Yeah, I agree! I’ve tested before on very fast erratic movement and doesn’t do too well. Way to overcome this is shoot as high an FPS you can from the start. Even then, really fast action like exploding particles doesn’t do as well for motion interpolation.
@@ghostapi874 If you don’t care about blurring or artifacts, shoot with an intervalometer and use each frame as a keyframe. This is completely illegitimate and I haven’t tested it. I’ll leave that for photographers, but you should be able to get infinite FPS at infinite resolution.
totally agree! I got some 120 fps very fast moving bird footage and it was basically impossible to make a nice movement over 240 fps effectively. With Topaz i got usable 240 fps out of the 120 (IPB!), but 300%+ (so 360fps+) was just not bearable to watch. Tried the same now with DaVinci... pretty much same result, "usable" 2x, unsable 4x and more. I think you can do it with nearly any footage and framerate to increase fps by factor 2, but anything really fast moving in the frame just demands high fps, so beyond 240 fps from the beginning. I really like the DaVinci Resolve process, much better than the Topaz software when it comes to slowmo processing! Topaz Video Enhance AI does a very good job at bad material, at higher bitrate but lower res stuff, at anything which is just "unwatchable" in 2022. It does also a great job at upscaling BluRay source material to 4K, but for more compressed 1080p material the 4K upscale looks too often wrong especially at eyes, hair and other stuff. So for lesser quality 1080p i stick to 2K/2560x1440 upscale which give just a very good looking "better 1080p".

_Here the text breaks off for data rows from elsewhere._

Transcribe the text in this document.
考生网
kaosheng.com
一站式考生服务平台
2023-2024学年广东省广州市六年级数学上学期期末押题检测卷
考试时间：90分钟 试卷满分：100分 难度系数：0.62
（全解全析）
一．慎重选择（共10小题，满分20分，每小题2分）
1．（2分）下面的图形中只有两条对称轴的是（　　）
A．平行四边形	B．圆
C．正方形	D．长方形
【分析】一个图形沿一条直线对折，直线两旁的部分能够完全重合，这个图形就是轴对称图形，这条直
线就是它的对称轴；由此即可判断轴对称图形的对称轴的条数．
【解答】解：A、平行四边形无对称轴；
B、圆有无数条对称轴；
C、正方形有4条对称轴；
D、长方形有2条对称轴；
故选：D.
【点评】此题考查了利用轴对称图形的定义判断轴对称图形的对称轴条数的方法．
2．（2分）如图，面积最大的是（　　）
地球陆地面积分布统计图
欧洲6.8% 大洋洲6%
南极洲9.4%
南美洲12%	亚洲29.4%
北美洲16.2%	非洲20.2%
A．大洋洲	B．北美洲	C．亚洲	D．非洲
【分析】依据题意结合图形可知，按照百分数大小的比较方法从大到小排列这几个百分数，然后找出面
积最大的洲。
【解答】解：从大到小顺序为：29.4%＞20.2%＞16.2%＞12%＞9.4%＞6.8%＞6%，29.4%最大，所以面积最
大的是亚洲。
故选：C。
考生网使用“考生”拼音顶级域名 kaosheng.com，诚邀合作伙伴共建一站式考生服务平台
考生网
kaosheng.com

The rerender slowly degrades the dynamic range and gives a green tint everytime, but it's still barely noticeable by 4800p since the GH6 looks good. Surprised by Panasonic, they really came in clutch this time. If the dynamic range doesn't suck worse than Canon, they might have something here - PDAF or not.
@@DaveKatague It's an artistic choice to make more immersive wildlife videos. Kasey obviously wants to represent the intensity of being hunted by a bird of prey by having the autofocus hunt also. 😂
Rumor has it that if you keep slowing down your footage, export, rinse and repeat, you'll end up having a single picture. Then in reality, you could've claimed to yourself you shot something 10,000 fps and it was merely a photo.
Hey Casey, I have been sort of a dick in the comments in the past. I do love your stuff. I am curious what you think about the OM-5... As a micro four loser that uses the Lumix G9, I found it laughable that OM basically made an inferior camera to a 2019 Panasonic camera in nearly 2023. Thoughts?
I just had to come here and post LOL, On the title……Topaz may suck for what you’re using it for. I own the paid version and it’s very good for what I use it for…upscaling SD footage. I also have DaVinci R. Studio. I use both on the same videos, they work great together.
There are no artefacts because the background is neutral and uncluttered. If the background was foliage or busy, it wouldn't be that smooth and artefact free.